In dit hoofdstuk worden de objectgerichte welstandscriteria genoemd voor bouwwerken die zo specifiek zijn dat ze, ongeacht het gebied waarin ze staan of worden geplaatst, een eigen serie welstandscriteria vergen. De opzet van deze objectgerichte beoordelingskaders is vergelijkbaar met die van de gebiedsgerichte beoordelingskaders. Ook hierbij gaat het steeds om 'relatieve' welstandscriteria. De bouwplannen worden altijd aan de welstandscommissie voorgelegd, die bij de beoordeling de criteria interpreteert in het licht van het concrete bouwplan (dit in tegenstelling tot de criteria voor de kleine bouwplannen in de volgende paragraaf, die overwegend 'absoluut' zijn, waardoor ambtelijke beoordeling mogelijk is).
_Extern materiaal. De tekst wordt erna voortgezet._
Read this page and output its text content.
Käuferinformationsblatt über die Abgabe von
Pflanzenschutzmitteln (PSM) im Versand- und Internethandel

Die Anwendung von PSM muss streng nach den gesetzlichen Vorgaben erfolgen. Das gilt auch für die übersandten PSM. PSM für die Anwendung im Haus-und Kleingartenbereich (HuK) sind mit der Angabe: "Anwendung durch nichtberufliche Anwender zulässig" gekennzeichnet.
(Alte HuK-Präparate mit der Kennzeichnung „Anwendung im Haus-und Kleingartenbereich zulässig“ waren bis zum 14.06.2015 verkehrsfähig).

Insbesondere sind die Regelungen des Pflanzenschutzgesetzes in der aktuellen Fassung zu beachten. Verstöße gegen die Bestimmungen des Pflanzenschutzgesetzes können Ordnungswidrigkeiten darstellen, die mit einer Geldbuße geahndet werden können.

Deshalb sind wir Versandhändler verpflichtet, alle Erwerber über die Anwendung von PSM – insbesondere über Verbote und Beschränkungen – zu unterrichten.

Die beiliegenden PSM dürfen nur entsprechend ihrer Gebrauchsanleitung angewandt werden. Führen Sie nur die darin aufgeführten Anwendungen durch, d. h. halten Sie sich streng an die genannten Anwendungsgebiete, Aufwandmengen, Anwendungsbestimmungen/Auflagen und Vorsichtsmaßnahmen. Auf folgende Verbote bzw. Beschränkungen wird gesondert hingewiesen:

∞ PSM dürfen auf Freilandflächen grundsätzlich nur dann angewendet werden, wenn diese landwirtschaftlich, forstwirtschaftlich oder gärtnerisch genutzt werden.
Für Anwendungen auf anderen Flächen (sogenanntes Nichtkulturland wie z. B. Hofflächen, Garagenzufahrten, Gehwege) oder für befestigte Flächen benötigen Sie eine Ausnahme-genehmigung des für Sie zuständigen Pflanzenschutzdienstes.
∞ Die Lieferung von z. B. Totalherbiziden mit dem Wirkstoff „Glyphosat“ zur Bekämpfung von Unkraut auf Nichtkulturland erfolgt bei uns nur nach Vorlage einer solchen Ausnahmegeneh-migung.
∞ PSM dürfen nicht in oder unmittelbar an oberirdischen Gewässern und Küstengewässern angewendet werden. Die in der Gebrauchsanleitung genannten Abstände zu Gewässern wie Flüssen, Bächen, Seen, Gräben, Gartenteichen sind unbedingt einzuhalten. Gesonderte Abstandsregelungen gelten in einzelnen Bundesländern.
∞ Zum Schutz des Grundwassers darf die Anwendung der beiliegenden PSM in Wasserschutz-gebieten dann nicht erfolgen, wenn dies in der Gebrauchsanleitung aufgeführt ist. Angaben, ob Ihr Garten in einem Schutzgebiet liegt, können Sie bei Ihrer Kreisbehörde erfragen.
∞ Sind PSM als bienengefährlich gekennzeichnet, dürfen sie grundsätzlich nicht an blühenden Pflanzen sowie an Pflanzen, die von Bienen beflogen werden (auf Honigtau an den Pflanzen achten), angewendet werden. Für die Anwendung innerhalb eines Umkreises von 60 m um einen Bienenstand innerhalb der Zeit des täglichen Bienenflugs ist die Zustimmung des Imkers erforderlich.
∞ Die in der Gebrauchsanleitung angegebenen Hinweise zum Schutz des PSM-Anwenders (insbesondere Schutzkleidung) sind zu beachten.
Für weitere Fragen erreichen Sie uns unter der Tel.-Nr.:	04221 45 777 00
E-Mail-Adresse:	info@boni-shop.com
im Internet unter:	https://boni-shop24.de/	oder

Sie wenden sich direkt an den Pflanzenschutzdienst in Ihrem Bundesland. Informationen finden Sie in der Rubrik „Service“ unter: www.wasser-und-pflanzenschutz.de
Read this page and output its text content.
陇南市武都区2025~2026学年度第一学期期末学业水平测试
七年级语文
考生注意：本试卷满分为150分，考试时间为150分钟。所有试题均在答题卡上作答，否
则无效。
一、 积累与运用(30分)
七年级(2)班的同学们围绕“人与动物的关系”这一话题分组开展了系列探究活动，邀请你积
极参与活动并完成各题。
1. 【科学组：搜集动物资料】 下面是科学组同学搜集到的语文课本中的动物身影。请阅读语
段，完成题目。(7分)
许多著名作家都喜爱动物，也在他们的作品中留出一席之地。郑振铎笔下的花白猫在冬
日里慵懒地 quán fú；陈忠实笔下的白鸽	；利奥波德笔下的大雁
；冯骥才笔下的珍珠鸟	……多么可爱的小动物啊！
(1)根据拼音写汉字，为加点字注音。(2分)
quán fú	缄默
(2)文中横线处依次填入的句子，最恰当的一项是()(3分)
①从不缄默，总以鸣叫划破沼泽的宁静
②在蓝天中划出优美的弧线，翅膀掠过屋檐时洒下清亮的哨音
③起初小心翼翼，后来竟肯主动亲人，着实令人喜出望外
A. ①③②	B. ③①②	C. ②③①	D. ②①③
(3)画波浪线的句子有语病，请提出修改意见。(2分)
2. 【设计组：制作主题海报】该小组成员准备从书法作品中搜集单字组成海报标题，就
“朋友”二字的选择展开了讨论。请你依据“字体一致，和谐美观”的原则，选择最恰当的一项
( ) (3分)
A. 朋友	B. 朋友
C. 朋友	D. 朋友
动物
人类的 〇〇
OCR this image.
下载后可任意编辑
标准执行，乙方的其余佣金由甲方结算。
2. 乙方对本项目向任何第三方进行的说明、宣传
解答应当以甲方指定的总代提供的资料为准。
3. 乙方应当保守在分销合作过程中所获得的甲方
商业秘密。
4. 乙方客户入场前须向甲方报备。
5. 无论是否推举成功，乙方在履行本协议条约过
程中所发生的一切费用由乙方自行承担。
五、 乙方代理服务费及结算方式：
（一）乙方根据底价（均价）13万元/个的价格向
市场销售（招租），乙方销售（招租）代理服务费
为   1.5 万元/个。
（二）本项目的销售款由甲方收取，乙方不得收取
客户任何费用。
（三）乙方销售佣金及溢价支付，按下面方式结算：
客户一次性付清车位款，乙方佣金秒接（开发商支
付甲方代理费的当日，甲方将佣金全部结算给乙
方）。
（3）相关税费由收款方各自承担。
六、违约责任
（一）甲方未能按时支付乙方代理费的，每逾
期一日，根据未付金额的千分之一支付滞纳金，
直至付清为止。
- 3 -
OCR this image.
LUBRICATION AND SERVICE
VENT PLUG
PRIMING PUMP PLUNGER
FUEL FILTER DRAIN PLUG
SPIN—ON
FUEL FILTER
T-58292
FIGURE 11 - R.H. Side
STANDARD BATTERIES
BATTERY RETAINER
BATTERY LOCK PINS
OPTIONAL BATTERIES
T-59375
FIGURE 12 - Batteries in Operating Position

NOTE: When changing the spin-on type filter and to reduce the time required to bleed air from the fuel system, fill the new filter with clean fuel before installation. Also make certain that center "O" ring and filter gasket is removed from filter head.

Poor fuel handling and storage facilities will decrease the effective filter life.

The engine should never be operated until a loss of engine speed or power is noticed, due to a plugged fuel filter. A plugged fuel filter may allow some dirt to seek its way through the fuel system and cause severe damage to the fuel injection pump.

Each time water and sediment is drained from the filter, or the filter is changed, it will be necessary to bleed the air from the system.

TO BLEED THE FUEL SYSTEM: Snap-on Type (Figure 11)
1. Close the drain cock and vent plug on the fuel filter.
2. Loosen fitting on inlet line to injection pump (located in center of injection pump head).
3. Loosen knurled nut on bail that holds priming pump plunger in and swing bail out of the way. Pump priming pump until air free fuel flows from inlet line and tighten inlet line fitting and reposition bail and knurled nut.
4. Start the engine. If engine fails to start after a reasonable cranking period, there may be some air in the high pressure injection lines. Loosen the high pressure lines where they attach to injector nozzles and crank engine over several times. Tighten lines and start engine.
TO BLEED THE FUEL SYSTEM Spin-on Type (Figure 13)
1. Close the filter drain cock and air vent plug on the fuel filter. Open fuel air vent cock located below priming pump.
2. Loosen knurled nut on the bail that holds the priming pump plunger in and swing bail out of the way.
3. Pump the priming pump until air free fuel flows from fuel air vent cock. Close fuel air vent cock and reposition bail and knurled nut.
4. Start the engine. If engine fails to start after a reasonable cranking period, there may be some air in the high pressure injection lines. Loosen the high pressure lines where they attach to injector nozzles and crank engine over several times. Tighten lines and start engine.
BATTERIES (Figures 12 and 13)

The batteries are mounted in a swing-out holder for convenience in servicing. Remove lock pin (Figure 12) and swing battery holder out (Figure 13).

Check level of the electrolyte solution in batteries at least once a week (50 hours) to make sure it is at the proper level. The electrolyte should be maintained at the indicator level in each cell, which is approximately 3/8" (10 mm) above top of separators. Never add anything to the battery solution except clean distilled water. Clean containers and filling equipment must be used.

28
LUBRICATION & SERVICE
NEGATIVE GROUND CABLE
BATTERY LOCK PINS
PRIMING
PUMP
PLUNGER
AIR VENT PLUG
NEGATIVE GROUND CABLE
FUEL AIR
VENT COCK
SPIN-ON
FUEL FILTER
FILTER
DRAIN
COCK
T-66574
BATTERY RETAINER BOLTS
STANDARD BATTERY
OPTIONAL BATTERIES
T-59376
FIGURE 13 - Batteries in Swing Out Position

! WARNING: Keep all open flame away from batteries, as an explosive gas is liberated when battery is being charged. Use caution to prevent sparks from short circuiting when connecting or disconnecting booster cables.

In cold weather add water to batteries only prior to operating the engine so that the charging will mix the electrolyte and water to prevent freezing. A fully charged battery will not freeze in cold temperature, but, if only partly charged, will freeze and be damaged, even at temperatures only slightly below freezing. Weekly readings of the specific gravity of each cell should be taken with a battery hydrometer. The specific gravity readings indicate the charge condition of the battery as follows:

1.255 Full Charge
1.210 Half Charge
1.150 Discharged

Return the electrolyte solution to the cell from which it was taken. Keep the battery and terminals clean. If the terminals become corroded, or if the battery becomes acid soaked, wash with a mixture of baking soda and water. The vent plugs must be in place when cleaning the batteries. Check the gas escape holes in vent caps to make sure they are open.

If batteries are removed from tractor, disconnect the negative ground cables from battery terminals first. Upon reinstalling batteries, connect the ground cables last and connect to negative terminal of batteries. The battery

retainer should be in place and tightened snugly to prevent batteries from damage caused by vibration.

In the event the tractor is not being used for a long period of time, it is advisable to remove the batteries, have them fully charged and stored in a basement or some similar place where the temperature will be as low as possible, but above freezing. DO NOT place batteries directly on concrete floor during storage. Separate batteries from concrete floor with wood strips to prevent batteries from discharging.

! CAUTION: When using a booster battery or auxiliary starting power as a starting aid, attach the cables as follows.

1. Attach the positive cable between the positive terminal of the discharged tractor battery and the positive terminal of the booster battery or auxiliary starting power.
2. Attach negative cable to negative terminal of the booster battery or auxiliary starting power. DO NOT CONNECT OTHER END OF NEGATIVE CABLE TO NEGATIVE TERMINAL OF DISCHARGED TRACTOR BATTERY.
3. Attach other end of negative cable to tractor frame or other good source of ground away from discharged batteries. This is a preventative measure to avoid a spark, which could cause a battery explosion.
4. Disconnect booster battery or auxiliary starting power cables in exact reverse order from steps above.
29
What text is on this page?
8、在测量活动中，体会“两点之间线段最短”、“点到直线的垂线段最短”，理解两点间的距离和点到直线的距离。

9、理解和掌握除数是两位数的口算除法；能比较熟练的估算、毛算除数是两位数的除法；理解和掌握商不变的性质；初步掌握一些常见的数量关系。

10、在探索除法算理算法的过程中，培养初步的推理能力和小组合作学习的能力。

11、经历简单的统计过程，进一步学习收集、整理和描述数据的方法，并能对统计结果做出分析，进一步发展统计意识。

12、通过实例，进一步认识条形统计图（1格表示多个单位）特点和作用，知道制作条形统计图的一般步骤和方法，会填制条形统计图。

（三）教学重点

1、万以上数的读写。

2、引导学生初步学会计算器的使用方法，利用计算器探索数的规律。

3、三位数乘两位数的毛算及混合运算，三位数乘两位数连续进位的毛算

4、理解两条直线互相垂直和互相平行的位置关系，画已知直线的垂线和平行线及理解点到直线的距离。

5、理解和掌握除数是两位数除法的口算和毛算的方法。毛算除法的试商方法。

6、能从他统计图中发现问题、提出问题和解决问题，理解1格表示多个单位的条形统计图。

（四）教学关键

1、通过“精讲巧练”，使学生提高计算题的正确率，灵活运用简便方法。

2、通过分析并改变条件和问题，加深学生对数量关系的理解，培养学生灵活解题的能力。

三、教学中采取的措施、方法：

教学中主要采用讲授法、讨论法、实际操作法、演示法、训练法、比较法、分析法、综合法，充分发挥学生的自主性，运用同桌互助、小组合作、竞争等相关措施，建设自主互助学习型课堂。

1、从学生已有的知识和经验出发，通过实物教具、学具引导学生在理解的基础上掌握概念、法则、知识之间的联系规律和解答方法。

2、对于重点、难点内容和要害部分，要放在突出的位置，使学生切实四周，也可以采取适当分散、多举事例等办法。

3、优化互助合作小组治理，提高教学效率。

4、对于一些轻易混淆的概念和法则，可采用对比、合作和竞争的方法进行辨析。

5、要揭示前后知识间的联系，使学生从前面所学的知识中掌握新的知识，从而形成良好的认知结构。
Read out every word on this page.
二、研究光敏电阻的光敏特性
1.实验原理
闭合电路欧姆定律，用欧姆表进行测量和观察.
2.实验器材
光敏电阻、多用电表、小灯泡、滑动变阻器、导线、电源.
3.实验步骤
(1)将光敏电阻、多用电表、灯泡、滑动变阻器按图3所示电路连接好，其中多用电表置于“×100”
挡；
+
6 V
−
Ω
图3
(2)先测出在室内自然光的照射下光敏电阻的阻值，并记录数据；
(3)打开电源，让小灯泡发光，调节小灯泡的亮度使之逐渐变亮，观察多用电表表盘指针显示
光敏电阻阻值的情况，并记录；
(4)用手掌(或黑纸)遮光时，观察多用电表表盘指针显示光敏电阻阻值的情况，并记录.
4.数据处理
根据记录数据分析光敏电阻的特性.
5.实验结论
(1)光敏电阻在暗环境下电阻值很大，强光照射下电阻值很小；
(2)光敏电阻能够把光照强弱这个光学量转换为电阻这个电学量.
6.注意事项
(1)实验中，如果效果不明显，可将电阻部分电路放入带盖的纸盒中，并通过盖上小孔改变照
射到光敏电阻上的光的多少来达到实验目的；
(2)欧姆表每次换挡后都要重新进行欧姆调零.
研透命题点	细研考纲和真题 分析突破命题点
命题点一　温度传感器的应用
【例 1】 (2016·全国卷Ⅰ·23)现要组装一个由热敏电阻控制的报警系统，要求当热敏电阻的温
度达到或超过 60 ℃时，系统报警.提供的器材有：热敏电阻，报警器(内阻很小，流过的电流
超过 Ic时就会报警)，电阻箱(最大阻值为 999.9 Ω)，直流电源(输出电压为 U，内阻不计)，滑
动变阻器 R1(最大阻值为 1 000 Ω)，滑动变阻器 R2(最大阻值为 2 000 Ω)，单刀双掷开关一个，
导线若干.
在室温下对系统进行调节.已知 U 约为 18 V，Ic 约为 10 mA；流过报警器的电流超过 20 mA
Ook voor de specifieke bouwwerken is het vaststellen van het welstandsniveau van belang. Het moet aansluiten bij het gehanteerde ruimtelijk kwaliteitsbeleid en de gewenste ontwikkelingen. In theorie zijn voor de specifieke bouwwerken vier welstandsniveaus mogelijk: de zeer waardevolle welstandsobjecten, waaronder ook de door het Rijk, de provincie of de gemeente aangewezen monumenten kunnen vallen, de bijzondere welstandsobjecten waarbij extra inspanning ten behoeve van de ruimtelijke kwaliteit gewenst is, de reguliere welstandsobjecten waarbij de basiskwaliteit dient te worden gehandhaafd en de welstandsvrije objecten.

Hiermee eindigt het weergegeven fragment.